By the time the wolf was protected by the Endangered Species Act in 1973, they had been almost completely exterminated from the lower 48 states, with the exception of Minnesota.
In the last thirty years, efforts to reestablish wolf populations in national parks and wilderness areas have been met with mixed emotions. Many farmers and ranchers in the western United States are worried about their livestock. A successful reintroduction program has occurred in and around Yellowstone National Park in Wyoming. By February 1999, there were 111 wolves (9 packs) living in the area. Wolves are also reintroducing themselves in areas such as Glacier National Park in Alaska and parts of Minnesota and northern Michigan. The 1996 winter wolf survey confirmed there were 116 wolves in at least 16 packs across the Upper Peninsula of Michigan.

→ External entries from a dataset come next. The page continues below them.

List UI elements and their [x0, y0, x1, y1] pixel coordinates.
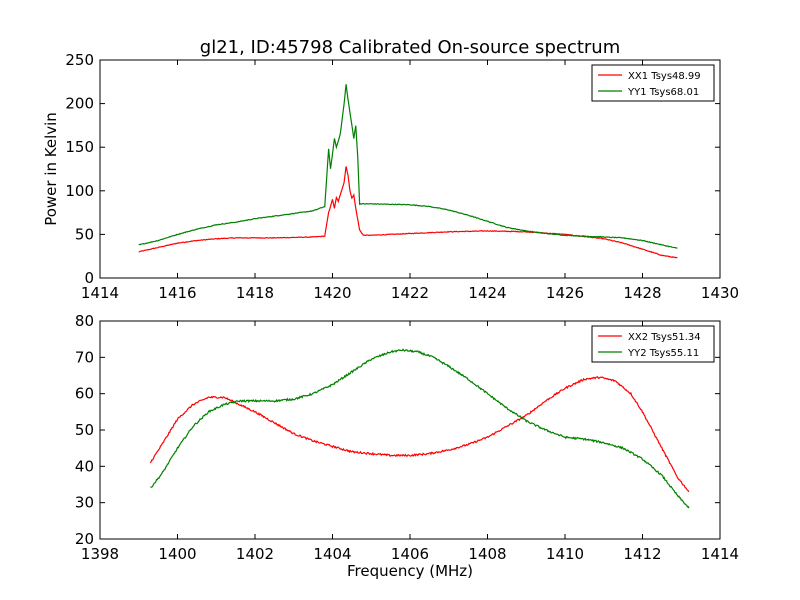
top-panel: 1414 1416 1418 1420 1422 1424 1426 1428 1430 0 50 1… — [42, 51, 739, 302]
x-tick-label: 1404 — [313, 545, 351, 563]
legend-label: XX1 Tsys48.99 — [628, 71, 701, 82]
x-tick-label: 1410 — [546, 545, 584, 563]
y-tick-label: 20 — [75, 530, 94, 548]
x-tick-label: 1406 — [391, 545, 429, 563]
x-tick-label: 1426 — [546, 284, 584, 302]
legend: XX1 Tsys48.99 YY1 Tsys68.01 — [591, 64, 715, 102]
series-line-yy — [138, 84, 678, 249]
legend-label: XX2 Tsys51.34 — [628, 332, 701, 343]
series-line-xx — [138, 166, 678, 259]
y-tick-label: 50 — [75, 421, 94, 439]
y-tick-label: 60 — [75, 385, 94, 403]
x-tick-label: 1422 — [391, 284, 429, 302]
legend: XX2 Tsys51.34 YY2 Tsys55.11 — [591, 325, 715, 363]
x-tick-label: 1420 — [313, 284, 351, 302]
x-tick-label: 1416 — [158, 284, 196, 302]
x-tick-label: 1418 — [236, 284, 274, 302]
x-tick-label: 1412 — [623, 545, 661, 563]
x-tick-label: 1424 — [468, 284, 506, 302]
x-tick-label: 1398 — [81, 545, 119, 563]
x-tick-label: 1414 — [701, 545, 739, 563]
x-tick-label: 1414 — [81, 284, 119, 302]
y-tick-label: 30 — [75, 494, 94, 512]
legend-box — [591, 325, 715, 363]
x-tick-label: 1402 — [236, 545, 274, 563]
y-tick-label: 0 — [84, 269, 94, 287]
y-tick-label: 40 — [75, 457, 94, 475]
y-tick-label: 50 — [75, 225, 94, 243]
y-tick-label: 150 — [65, 138, 94, 156]
y-axis-title: Power in Kelvin — [42, 112, 60, 226]
bottom-panel: 1398 1400 1402 1404 1406 1408 1410 1412 1414 20 30… — [75, 312, 739, 580]
series-line-yy — [150, 348, 690, 509]
series-line-xx — [149, 375, 690, 493]
y-tick-label: 80 — [75, 312, 94, 330]
legend-label: YY2 Tsys55.11 — [627, 348, 699, 359]
x-tick-label: 1430 — [701, 284, 739, 302]
x-tick-label: 1408 — [468, 545, 506, 563]
y-tick-label: 100 — [65, 182, 94, 200]
y-tick-label: 70 — [75, 348, 94, 366]
x-axis-title: Frequency (MHz) — [347, 562, 473, 580]
figure-title: gl21, ID:45798 Calibrated On-source spec… — [200, 37, 620, 58]
legend-label: YY1 Tsys68.01 — [627, 87, 699, 98]
x-tick-label: 1428 — [623, 284, 661, 302]
legend-box — [591, 64, 715, 102]
y-tick-label: 200 — [65, 95, 94, 113]
y-tick-label: 250 — [65, 51, 94, 69]
x-tick-label: 1400 — [158, 545, 196, 563]
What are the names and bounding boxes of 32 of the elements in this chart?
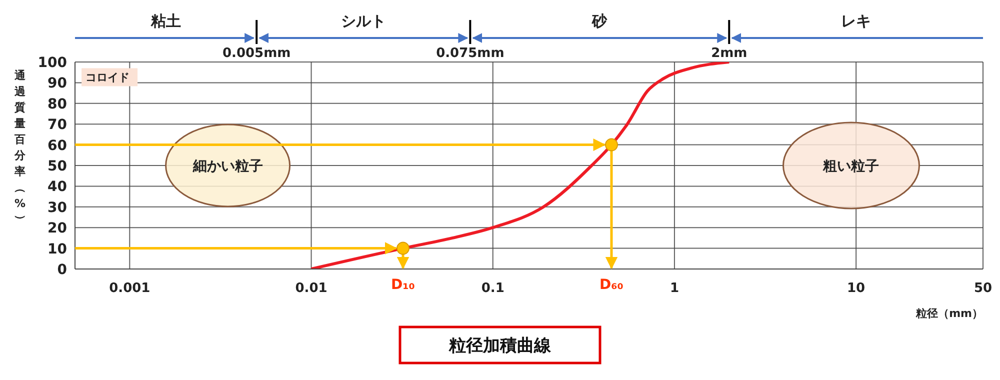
annotation: 細かい粒子	[192, 158, 263, 174]
text: レキ	[841, 12, 872, 30]
y-tick-label: 30	[48, 200, 68, 216]
ref-line-label: 0.075mm	[436, 46, 504, 61]
ref-line-label: 0.005mm	[222, 46, 291, 61]
y-tick-label: 70	[48, 117, 68, 134]
x-tick-label: 10	[847, 281, 866, 296]
x-tick-label: 0.1	[481, 281, 504, 296]
y-tick-label: 40	[48, 179, 68, 196]
y-tick-label: 60	[48, 138, 68, 154]
y-tick-label: 10	[48, 241, 68, 258]
annotation: 粗い粒子	[822, 158, 880, 174]
x-tick-label: 0.001	[109, 281, 150, 296]
annotation: D₆₀	[600, 277, 624, 293]
text: シルト	[340, 12, 386, 30]
text: 通過質量百分率（%）	[14, 69, 27, 226]
y-tick-label: 100	[38, 54, 68, 71]
x-axis-title: 粒径（mm）	[915, 307, 983, 320]
annotation: コロイド	[86, 71, 130, 84]
y-tick-label: 20	[48, 220, 68, 237]
x-tick-label: 0.01	[295, 281, 328, 296]
ref-line-label: 2mm	[711, 46, 748, 61]
text: 砂	[591, 12, 608, 30]
x-tick-label: 50	[974, 281, 992, 296]
y-tick-label: 50	[48, 158, 68, 174]
text: 粘土	[150, 12, 181, 30]
text: 粒径加積曲線	[448, 336, 552, 356]
y-tick-label: 90	[48, 76, 68, 92]
annotation: D₁₀	[391, 277, 415, 293]
y-tick-label: 0	[57, 262, 68, 278]
x-tick-label: 1	[670, 281, 679, 296]
y-tick-label: 80	[48, 96, 68, 112]
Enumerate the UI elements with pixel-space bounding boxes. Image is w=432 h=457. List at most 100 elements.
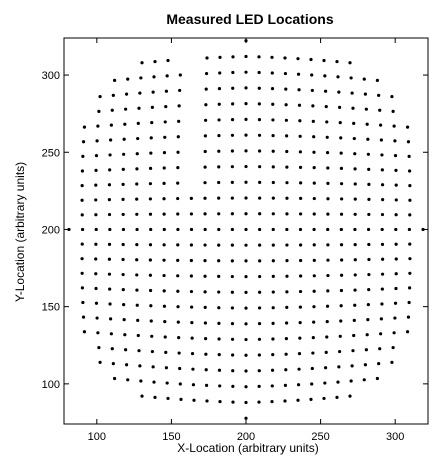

Because Ohio lacks large blocks of wilderness, it is unlikely that wolves will ever return to Ohio.
With the successful recovery of the Gray Wolf, the U.S Fish and Wildlife Service in 1998, reported that it would review the status of the Gray Wolf with the possibility of removing it from the Endangered Species list or reclassifying it. As of Spring, 1999, no decision had been made.